Municipalities Will Be Allowed to Operate Slot Machines
Paraguayan legislators have adopted a bill that will prevent the privatisation of the country’s gambling regulator, the National Gambling Commission, which last year delegated its slot machine oversight to a private business via a contentious contract.
The Senate passed a law that prohibits slot machine operations in places that aren’t gambling establishments, such as bars, warehouses, and stores, in order to safeguard kids from the effect of slot machines.
The bill, which also seeks to correct the situation in which the National Gambling Commission (Conajzar) delegated its powers over the authorization of slot machine operations at non-exclusive gambling venues to iCrop SA, has been sent to President Mario Abdo Benitez of Paraguay for signature or veto.
In effect, the new bill mandates the removal of all slot machines located in non-exclusive gaming establishments and thus accessible to children, teenagers, and young people.
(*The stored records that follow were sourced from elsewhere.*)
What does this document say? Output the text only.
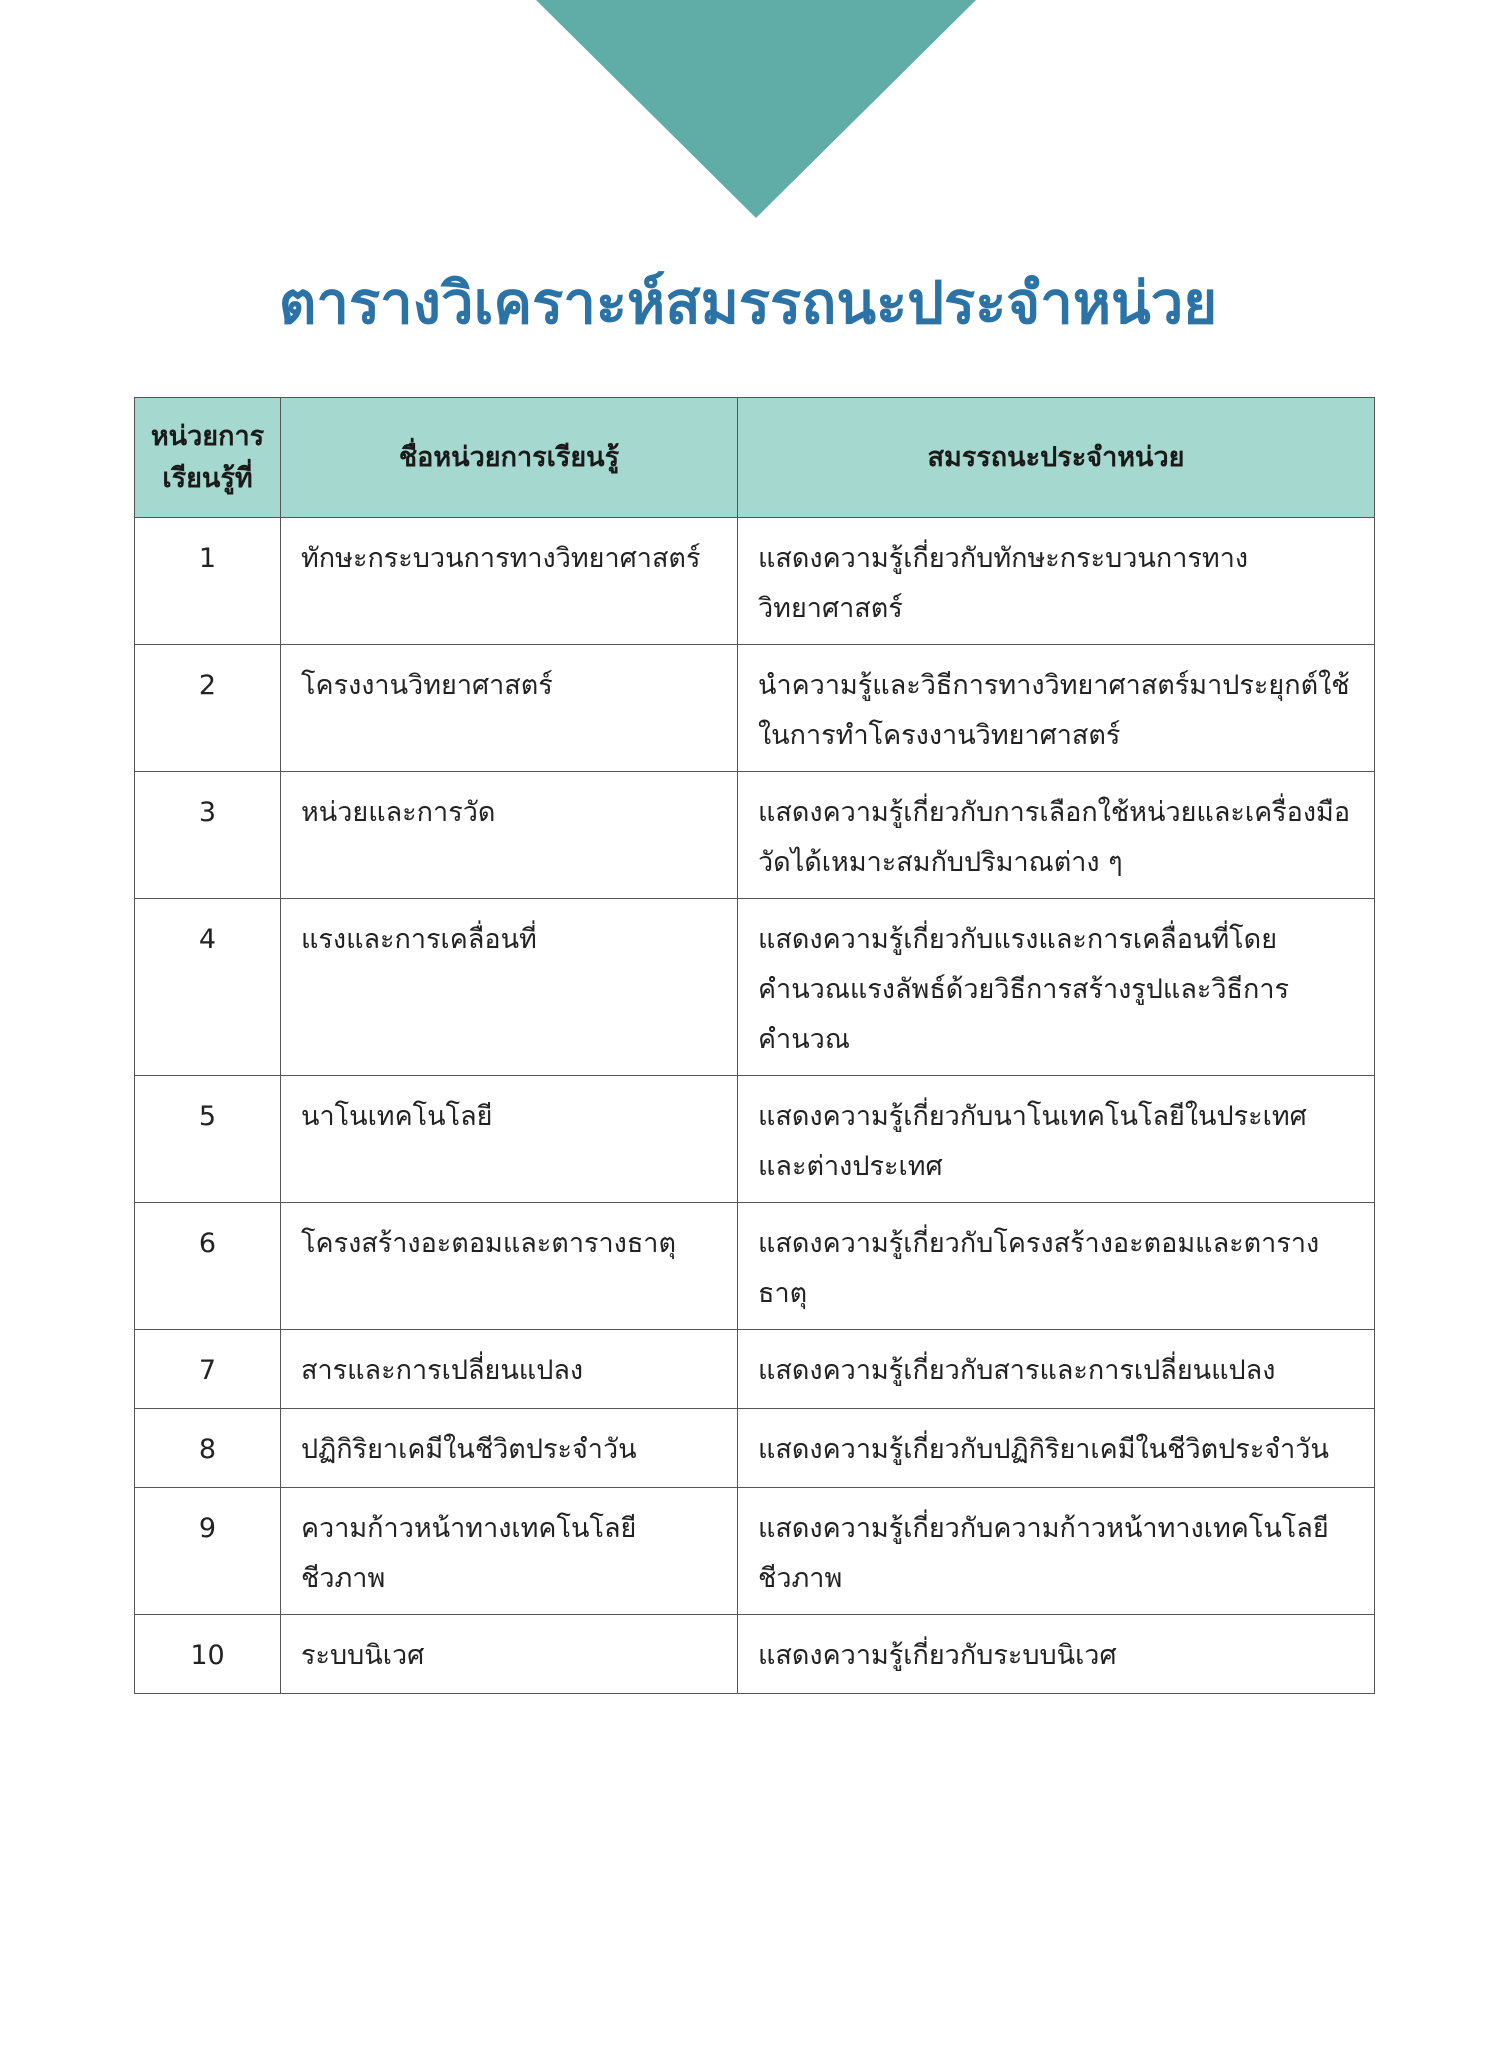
ตารางวิเคราะห์สมรรถนะประจำหน่วย
หน่วยการเรียนรู้ที่	ชื่อหน่วยการเรียนรู้	สมรรถนะประจำหน่วย
1	ทักษะกระบวนการทางวิทยาศาสตร์	แสดงความรู้เกี่ยวกับทักษะกระบวนการทางวิทยาศาสตร์
2	โครงงานวิทยาศาสตร์	นำความรู้และวิธีการทางวิทยาศาสตร์มาประยุกต์ใช้ในการทำโครงงานวิทยาศาสตร์
3	หน่วยและการวัด	แสดงความรู้เกี่ยวกับการเลือกใช้หน่วยและเครื่องมือวัดได้เหมาะสมกับปริมาณต่าง ๆ
4	แรงและการเคลื่อนที่	แสดงความรู้เกี่ยวกับแรงและการเคลื่อนที่โดยคำนวณแรงลัพธ์ด้วยวิธีการสร้างรูปและวิธีการคำนวณ
5	นาโนเทคโนโลยี	แสดงความรู้เกี่ยวกับนาโนเทคโนโลยีในประเทศและต่างประเทศ
6	โครงสร้างอะตอมและตารางธาตุ	แสดงความรู้เกี่ยวกับโครงสร้างอะตอมและตารางธาตุ
7	สารและการเปลี่ยนแปลง	แสดงความรู้เกี่ยวกับสารและการเปลี่ยนแปลง
8	ปฏิกิริยาเคมีในชีวิตประจำวัน	แสดงความรู้เกี่ยวกับปฏิกิริยาเคมีในชีวิตประจำวัน
9	ความก้าวหน้าทางเทคโนโลยีชีวภาพ	แสดงความรู้เกี่ยวกับความก้าวหน้าทางเทคโนโลยีชีวภาพ
10	ระบบนิเวศ	แสดงความรู้เกี่ยวกับระบบนิเวศ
If passed into law, the new bill is estimated to effect about 50,000 gambling machines by granting communities the authority to authorise slot machine operations.
The commercial corporation was assigned the right to permit slot machine activities in non-gambling venues, as well as collect the lion’s share of the taxes from such operations, under a deal struck between Conajzar and iCrop SA last year, effectively privatising the national regulator.
Prosecution of Former Regulator Members is Still Going On
The President instructed the National Anticorruption Secretariat (SENAC) to investigate the deal when local media ABC projected that just over $650,000 of the more than $2.15 million in tax income would go to the state.
The regulator did not answer to two information requests linked to the contract probe, according to Minister of the Secretariat René Fernández. Fernández also highlighted the regulatory body’s lack of transparency, claiming that its website failed to offer access to public documents.
The new measure also provides penalties for non-exclusively gaming facilities that violate the prohibition on slot machine operations.Authorities in Paraguay are currently prosecuting eight people, including former Conajzar head Báez and the head of the Directorate of Charity and Social Assistance (DIBEN), as well as other former members of the regulatory body, for their roles in orchestrating the contract with iCrop SA and profiting personally from it.